The Reserve Bank is expected to keep interest rates on hold next week as new lending restrictions and a higher New Zealand dollar take some pressure off the need to hike early next year in the face of a resurgent local economy.
The Reserve Bank will keep the benchmark interest rate at a record low 2.5 per cent when it decides the official cash rate on Thursday, according to the unanimous view of 12 economists polled by Reuters. All currently expect the bank will hike rates by March next year, according to Reuters.
Traders have pushed out their expectations for 2014 rate hikes since the last Reserve Bank decision on September 12 in anticipation that loan-to-value lending restrictions introduced on October 1 and higher mortgage rates will cool an overheated housing market and as the kiwi is pushed higher by a weaker greenback on expectations the Federal Reserve will delay plans to taper its monetary stimulus programme.

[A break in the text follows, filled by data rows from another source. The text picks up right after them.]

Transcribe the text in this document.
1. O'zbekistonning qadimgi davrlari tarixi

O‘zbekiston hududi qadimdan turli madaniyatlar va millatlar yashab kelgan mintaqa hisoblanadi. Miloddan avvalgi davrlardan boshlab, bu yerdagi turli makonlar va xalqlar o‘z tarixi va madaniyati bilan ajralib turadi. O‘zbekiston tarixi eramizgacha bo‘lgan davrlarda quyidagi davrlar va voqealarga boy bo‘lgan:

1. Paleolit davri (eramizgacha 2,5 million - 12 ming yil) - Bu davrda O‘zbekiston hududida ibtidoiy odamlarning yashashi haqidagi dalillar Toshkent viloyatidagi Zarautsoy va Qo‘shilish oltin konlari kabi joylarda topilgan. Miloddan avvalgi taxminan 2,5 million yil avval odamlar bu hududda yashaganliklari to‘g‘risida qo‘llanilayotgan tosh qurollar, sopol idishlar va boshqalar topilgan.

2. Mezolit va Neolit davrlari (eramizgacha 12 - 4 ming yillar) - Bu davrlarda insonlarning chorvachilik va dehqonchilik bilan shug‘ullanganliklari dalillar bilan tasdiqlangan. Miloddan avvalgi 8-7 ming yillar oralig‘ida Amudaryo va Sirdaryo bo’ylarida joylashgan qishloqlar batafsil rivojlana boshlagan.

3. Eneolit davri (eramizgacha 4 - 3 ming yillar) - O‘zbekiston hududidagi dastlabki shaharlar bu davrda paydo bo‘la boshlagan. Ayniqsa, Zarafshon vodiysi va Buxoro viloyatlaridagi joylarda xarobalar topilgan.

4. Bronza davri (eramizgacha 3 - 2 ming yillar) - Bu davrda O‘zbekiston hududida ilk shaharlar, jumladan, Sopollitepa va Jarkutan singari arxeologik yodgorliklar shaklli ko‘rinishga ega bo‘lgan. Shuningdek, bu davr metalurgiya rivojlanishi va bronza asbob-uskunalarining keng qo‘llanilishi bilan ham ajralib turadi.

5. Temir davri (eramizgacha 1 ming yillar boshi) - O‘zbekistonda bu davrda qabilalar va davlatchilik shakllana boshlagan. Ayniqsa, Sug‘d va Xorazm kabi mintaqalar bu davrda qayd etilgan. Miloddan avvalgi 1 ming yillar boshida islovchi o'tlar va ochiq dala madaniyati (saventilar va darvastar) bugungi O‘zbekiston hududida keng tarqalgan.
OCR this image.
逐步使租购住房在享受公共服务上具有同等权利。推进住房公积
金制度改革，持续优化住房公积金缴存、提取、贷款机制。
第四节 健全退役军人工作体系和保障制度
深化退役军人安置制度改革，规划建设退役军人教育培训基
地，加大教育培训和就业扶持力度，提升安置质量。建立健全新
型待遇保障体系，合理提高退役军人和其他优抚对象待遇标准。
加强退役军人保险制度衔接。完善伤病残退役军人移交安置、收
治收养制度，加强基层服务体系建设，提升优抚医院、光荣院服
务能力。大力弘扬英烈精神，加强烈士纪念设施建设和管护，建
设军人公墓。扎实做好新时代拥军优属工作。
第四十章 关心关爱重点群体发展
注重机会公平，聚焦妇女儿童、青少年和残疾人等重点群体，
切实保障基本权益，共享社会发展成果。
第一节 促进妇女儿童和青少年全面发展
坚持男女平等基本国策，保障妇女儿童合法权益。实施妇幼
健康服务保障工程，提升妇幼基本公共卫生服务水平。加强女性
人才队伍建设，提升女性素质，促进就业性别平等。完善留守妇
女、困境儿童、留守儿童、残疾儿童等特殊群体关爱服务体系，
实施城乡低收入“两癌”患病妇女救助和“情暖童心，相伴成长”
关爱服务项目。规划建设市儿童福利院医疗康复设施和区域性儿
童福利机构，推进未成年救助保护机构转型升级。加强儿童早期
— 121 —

Some 79 basis points of hikes are anticipated in New Zealand over the coming year, down from expectations of 97 basis points of hikes on September 13, according to the Overnight Index Swap curve.
"We expect the Reserve Bank will be a little bit more dovish next Thursday and if they are, we will push out our forecast (for the first rate hike) to April," said Dominick Stephens, New Zealand chief economist at Westpac Bank. "I think they could come out a little more hesitant about hiking rates on Thursday and that could be a bit of a surprise for markets."